We agree with petitioner that he does not have COD income, but we do so for different reasons. It is hornbook law that gross income includes income from the discharge of debt, and that a taxpayer may realize COD income by paying an obligation at less than its face value. 6 Sec. 61(a)(12); United States v. Kirby Lumber Co. [2 USTC ╤ 814], 284 U.S. 1 (1931); see also Lehew v. Commissioner [Dec. 44,100(M)], T.C. Memo. 1987-389 (COD includes the relinquishment of a right to the repayment of advance insurance commissions or commissions related to refunded premiums). It does not naturally follow from this firmly established law, however, that a guarantor such as petitioner will always realize COD income on the discharge of a primary obligor's debt. We have found no case in which a guarantor such as petitioner realized COD income from a discharge of debt. In Kirby Lumber, the seminal case on COD income, the debtor was primarily liable for the debt.


6 A cancellation of debt generally produces income to the debtor in an amount equal to the difference between the amount due on the obligation and the amount paid for the discharge. If no consideration is paid for the discharge, the entire amount of the debt is usually considered the amount of income that must be recognized by the debtor. Sec. 61(a)(12); Babin v. Commissioner [94-1 USTC ╤ 50,224], 23 F.3d 1032, 1034 (6th Cir. 1994), affg. [Dec. 48,651(M)] T.C. Memo. 1992-673.

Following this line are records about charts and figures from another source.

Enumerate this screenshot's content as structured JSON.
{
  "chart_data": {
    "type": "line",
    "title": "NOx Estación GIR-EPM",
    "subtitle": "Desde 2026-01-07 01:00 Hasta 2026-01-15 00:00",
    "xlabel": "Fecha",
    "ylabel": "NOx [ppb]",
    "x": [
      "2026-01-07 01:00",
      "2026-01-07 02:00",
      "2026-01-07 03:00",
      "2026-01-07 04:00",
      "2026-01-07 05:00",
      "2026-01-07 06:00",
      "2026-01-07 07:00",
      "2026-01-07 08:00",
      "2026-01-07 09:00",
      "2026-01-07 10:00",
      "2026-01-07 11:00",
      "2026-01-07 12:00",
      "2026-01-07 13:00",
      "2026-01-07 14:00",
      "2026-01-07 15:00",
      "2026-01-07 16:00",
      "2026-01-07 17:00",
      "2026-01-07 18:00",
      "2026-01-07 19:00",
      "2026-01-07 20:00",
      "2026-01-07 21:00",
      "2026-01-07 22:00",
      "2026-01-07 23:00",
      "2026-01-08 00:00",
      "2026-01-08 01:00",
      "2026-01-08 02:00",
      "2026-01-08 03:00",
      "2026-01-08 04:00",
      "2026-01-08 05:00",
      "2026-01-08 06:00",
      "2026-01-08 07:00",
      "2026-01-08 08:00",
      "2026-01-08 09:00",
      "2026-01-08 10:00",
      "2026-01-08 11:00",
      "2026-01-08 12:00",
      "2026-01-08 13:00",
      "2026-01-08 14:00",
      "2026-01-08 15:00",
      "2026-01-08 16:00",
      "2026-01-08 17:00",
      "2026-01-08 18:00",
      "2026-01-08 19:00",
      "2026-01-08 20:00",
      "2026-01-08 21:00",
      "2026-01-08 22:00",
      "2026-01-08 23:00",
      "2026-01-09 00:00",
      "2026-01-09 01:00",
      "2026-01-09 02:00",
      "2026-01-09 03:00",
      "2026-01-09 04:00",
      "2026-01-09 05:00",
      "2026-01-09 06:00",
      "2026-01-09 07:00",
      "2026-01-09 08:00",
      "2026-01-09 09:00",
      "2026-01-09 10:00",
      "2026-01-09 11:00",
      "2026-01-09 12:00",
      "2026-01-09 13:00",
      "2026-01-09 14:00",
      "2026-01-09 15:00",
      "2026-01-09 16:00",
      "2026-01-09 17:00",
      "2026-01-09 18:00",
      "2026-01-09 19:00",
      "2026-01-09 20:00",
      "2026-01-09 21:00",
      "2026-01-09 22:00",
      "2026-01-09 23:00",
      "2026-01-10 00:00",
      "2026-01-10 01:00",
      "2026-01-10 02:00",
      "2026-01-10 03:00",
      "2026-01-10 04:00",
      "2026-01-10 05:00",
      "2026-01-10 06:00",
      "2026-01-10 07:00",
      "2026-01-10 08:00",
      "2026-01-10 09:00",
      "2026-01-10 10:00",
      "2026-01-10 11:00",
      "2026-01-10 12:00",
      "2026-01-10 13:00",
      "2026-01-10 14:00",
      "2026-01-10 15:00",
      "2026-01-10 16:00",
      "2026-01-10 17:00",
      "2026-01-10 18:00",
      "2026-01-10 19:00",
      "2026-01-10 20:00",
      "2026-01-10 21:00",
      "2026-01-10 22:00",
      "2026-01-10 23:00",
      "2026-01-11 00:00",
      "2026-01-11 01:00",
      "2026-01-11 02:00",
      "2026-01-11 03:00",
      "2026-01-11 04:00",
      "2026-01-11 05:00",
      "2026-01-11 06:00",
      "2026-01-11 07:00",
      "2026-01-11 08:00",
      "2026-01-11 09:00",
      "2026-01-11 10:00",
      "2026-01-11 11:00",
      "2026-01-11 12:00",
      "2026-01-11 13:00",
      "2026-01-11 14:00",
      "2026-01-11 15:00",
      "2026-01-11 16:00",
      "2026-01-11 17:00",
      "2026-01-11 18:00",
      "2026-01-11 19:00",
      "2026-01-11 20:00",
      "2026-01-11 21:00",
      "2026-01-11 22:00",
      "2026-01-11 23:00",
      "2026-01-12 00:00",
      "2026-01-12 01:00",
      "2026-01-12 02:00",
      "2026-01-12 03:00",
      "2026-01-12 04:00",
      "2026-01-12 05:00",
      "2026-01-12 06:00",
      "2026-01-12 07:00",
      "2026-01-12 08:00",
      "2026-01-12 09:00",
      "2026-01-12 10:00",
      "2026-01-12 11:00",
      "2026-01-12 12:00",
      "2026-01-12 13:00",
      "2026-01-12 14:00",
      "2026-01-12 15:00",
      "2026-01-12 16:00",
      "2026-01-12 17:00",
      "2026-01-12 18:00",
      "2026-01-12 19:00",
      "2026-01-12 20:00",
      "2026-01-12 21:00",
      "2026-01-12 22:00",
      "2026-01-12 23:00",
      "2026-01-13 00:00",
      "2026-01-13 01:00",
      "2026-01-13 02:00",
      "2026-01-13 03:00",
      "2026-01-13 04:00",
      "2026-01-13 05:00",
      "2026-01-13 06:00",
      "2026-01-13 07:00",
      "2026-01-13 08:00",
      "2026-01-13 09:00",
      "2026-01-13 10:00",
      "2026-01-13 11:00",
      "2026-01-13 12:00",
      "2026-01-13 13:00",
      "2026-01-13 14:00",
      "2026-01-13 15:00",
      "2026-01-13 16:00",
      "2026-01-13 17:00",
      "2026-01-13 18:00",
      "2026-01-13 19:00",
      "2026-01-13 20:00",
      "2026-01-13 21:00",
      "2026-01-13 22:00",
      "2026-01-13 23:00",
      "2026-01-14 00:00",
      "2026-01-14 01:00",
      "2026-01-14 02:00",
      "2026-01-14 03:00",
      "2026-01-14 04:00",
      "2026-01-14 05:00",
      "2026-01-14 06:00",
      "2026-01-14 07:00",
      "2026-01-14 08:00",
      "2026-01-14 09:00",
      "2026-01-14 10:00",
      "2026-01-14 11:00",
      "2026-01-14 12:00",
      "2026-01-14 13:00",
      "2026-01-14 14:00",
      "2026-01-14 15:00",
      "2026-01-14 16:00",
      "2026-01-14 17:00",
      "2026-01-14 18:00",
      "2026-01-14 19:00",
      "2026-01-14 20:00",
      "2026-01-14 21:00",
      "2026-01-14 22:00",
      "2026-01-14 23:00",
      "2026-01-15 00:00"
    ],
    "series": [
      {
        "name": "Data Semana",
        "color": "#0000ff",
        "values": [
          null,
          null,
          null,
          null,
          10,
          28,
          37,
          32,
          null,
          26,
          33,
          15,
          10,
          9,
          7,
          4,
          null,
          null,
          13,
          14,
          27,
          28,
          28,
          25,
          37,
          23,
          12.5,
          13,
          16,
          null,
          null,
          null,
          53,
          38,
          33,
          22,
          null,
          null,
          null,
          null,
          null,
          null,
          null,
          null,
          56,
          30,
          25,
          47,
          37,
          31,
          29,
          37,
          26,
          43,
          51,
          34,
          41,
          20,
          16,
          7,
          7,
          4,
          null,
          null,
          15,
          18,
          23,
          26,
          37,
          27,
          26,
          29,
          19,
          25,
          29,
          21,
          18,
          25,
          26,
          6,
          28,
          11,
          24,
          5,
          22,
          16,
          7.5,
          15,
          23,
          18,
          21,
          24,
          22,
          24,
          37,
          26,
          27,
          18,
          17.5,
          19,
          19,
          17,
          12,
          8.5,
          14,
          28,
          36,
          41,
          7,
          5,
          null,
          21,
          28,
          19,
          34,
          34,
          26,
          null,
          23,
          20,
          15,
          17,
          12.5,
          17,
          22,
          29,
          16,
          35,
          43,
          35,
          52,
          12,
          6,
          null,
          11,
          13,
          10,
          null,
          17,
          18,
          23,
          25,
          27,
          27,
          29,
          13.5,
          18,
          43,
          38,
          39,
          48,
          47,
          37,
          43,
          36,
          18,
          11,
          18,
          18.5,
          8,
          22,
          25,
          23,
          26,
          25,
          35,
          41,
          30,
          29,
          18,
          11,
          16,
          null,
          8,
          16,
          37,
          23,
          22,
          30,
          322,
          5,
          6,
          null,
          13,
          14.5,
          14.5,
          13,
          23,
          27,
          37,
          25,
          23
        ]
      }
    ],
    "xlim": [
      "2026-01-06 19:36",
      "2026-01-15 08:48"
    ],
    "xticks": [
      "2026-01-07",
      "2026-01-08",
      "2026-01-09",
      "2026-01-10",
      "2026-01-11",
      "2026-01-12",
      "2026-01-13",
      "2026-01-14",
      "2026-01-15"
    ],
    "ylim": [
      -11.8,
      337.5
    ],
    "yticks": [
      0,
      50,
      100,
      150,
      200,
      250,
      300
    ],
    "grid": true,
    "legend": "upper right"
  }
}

Respondent relies on Bradford v. Commissioner [56-1 USTC ╤ 9552], 233 F.2d 935 (6th Cir. 1956), revg. [Dec. 20,511] 22 T.C. 1057 (1954), and Tennessee Securities, Inc. v. Commissioner [82-1 USTC ╤ 9297], 674 F.2d 570 (6th Cir. 1982), affg. [Dec. 35,494(M)] T.C. Memo. 1978-434, to support her determination that petitioner realized COD income on the cancellation of Midwest's obligation to ITT. We do not read these cases to support respondent's determination, and she has not otherwise convinced us that the rationale of Kirby Lumber applies to the facts at hand. Midwest obtained a nontaxable increase in assets on account of its debt to ITT. Petitioner did not. To be sure, petitioner intended as Midwest's sole shareholder to derive some benefit from the arrangement with ITT. The hard fact remains, however, that the commissions and the loan proceeds that were the subject of the debt went to Midwest, and they did not go into petitioner's pocket. ITT's forgiveness of its debt to Midwest also did not increase petitioner's net worth. It merely prevented petitioner's net worth from being decreased. Landreth v. Commissioner [Dec. 29,119], 50 T.C. 803, 812-813 (1968).

Under the facts at hand, we hold that petitioner did not realize COD income on account of the Release. In so holding, we have considered all arguments made by respondent for a contrary holding and, to the extent not discussed above, have found them to be without merit. 7


7 As an alternative to her main argument, respondent argues that petitioner received taxable damage income paid through a discharge of indebtedness in 1987. According to respondent, petitioner's liability under his guarantee was reduced by nonexcludable amounts that he was entitled to receive on account of the Defendants' Counterclaim in the ITT litigation. Petitioner has moved the Court to place the burden of proof on respondent, with respect to this argument. For reasons similar to above, we reject respondent's alternative argument. We shall deem petitioner's motion to be moot.


To reflect the foregoing,

Decision will be entered under Rule 155.